Question

If 2 is a root of the quadratic equation ${x^2} - kx + 2 = 0$ , then the value of $k$ is equal to

Answer 1

Hint: Let the roots of the quadratic equation ${x^2} - kx + 2 = 0$ be 2,$\alpha $. It is known that the sum of roots are equal to the negative of coefficient of $x$divided by coefficient of ${x^2}$ and the product of roots are equal to the constant divided by coefficient of ${x^2}$. So 1st the value of $\alpha $ from $2 \times \alpha = 2$ then we will substitute $\alpha $in $2 + \alpha = k$ and ${\text{product of two roots = }}\dfrac{{{\text{constant}}}}{{{\text{coefficient of }}{{\text{x}}^2}}}$ get the value of k.

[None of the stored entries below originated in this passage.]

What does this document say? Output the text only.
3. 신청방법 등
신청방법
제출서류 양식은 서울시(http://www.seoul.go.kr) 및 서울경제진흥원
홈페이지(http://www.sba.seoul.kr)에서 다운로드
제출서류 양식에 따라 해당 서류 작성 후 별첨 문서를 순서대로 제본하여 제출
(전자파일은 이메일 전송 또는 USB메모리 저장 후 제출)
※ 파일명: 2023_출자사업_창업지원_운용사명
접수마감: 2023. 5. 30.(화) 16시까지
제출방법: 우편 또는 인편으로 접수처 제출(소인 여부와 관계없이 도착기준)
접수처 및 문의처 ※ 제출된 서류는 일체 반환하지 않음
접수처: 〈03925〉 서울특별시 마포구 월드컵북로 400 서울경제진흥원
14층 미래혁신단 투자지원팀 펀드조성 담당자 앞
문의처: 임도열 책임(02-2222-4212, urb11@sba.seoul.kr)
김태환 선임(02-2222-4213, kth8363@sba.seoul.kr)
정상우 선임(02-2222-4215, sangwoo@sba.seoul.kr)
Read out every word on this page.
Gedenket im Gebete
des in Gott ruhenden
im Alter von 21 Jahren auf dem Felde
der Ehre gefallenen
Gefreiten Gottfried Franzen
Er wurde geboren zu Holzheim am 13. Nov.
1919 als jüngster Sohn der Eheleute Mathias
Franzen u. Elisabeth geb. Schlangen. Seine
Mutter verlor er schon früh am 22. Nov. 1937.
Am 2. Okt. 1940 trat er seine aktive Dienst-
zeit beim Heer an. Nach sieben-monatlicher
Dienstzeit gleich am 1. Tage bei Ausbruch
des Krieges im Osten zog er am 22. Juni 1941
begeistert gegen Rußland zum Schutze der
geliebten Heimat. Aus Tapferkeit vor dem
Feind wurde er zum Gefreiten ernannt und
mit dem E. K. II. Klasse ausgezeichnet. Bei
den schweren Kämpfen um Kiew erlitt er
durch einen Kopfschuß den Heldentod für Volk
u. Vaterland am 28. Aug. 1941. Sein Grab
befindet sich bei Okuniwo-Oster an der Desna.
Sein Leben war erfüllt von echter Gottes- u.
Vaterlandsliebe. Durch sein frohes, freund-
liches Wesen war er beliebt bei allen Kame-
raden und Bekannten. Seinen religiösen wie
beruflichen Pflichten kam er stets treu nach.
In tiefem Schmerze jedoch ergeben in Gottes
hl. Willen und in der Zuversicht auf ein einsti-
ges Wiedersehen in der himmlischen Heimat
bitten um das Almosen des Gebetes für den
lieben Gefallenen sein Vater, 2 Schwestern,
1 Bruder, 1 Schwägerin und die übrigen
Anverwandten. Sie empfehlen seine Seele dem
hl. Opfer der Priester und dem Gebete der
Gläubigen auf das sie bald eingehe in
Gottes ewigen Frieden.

Complete step-by-step answer:
Let the roots of ${x^2} - kx + 2 = 0$ is 2,$\alpha $.
Now, we know that
So, $2 \times \alpha = \dfrac{2}{1}$
$\therefore \alpha = 1$
Now, ${\text{sum of two roots = }}\dfrac{{{\text{ - coefficient of x}}}}{{{\text{coefficient of }}{{\text{x}}^2}}}$
Therefore, $2 + \alpha = \dfrac{k}{1}$
Substituting $\alpha = 1$ we get
$\Rightarrow$ $k = 3$

Note: Alternative method
If $f\left( x \right) = {x^2} - kx + 2$ and 2 is the root of $f\left( x \right)$ then $f\left( 2 \right) = 0$
So, ${2^2} - 2k + 2 = 0$
On solving we will get the value of k.
$\Rightarrow$ $k = \dfrac{{{2^2} + 2}}{2} $
$\Rightarrow$ $k = 3$